Milton Nascimento e Fernando Brant, em Canção da América, ainda hoje fazem chorar e arrepiar quem conserva empatia e alguma capacidade de sentir. Não é pouco. A música também nos devolve a um momento histórico duro e simbólico, a partida de Tancredo Neves, presidente eleito que não tomou posse, em meio a um país que clamava pela abertura democrática e por um futuro menos sufocado.
Canção da América tornou-se um hino silencioso à amizade que resiste ao tempo e à distância, à presença que permanece mesmo quando o corpo falta. Fala de memória, afeto, lealdade e encontro. Coisas simples, profundas e aparentemente perigosas para certos tempos.
Pois bem. Recentemente, numa peça publicitária riquíssima, a atriz Fernanda Torres, convidada pelas chinelas Havaianas, sugeriu que o ano não fosse iniciado com o “pé direito”, mas com os “dois pés”. Um texto elegante, humano e simbólico.
Bastou isso para que o fanatismo religioso somado ao analfabetismo político instalado no Brasil pós-Bolsonaro enxergasse ali um ataque mortal aos seus interesses ideológicos.
Sem explicar aos seguidores o que é direita ou esquerda, promoveu-se um levante digital. Pessoas de todo o país foram chamadas a queimar as chinelas. Afinal, a marca agora seria “comunista”, igualmente a atriz. A lógica morreu antes do primeiro par ser jogado na fogueira.

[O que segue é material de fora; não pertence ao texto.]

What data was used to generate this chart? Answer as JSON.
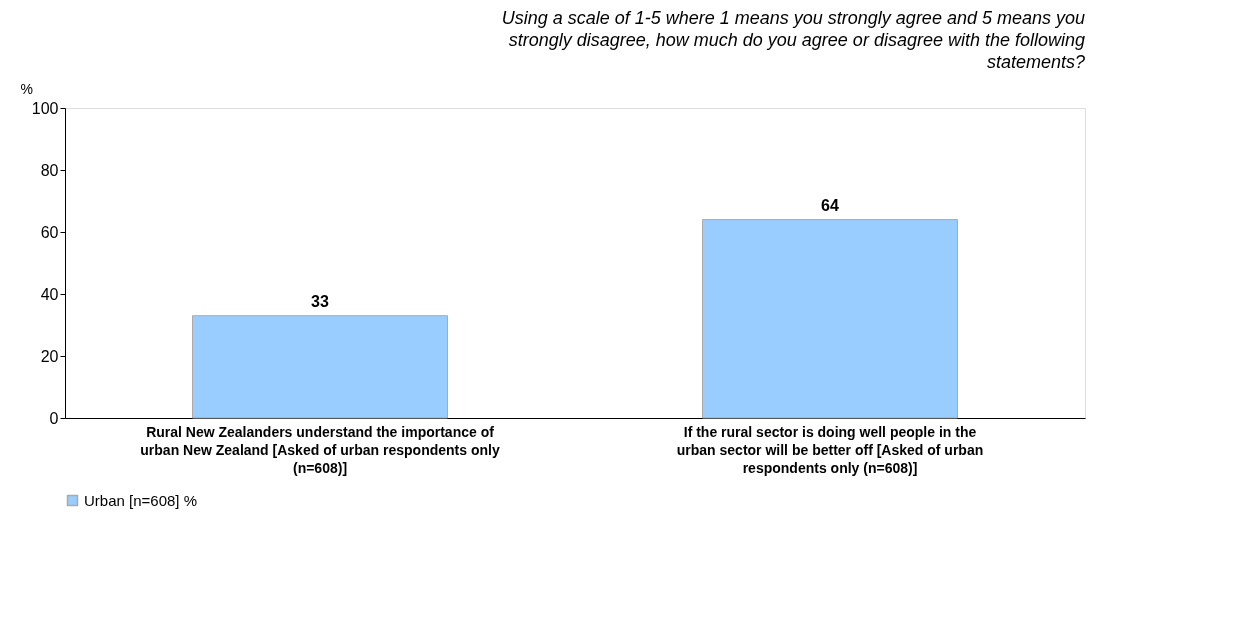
{
  "chart_data": {
    "type": "bar",
    "title": "Using a scale of 1-5 where 1 means you strongly agree and 5 means you strongly disagree, how much do you agree or disagree with the following statements?",
    "ylabel": "%",
    "categories": [
      "Rural New Zealanders understand the importance of urban New Zealand [Asked of urban respondents only (n=608)]",
      "If the rural sector is doing well people in the urban sector will be better off [Asked of urban respondents only (n=608)]"
    ],
    "series": [
      {
        "name": "Urban [n=608]  %",
        "color": "#99ccff",
        "values": [
          33,
          64
        ]
      }
    ],
    "ylim": [
      0,
      100
    ],
    "yticks": [
      0,
      20,
      40,
      60,
      80,
      100
    ],
    "grid": false,
    "legend": "bottom",
    "data_labels": true
  }
}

Esses vigilantes da insanidade esqueceram apenas de um detalhe incômodo. As Havaianas pertencem às Alpargatas, que pertence ao Banco Itaú. Fica a pergunta que ninguém ousa responder. O Itaú também virou comunista ou só quando convém?
Beira o ridículo.
Diante disso, resta imaginar o próximo passo. Boicotar Canção da América e seu intérprete. Afinal, em um verso famoso, a música afirma “que o amigo se guarda do lado esquerdo do peito”. Pronto. Está decretado. A anatomia humana agora também é ideológica.
É muita loucura. Muito barulho. Muitos delírios. E, como de costume, ações concretas que é bom para o povo, NADA.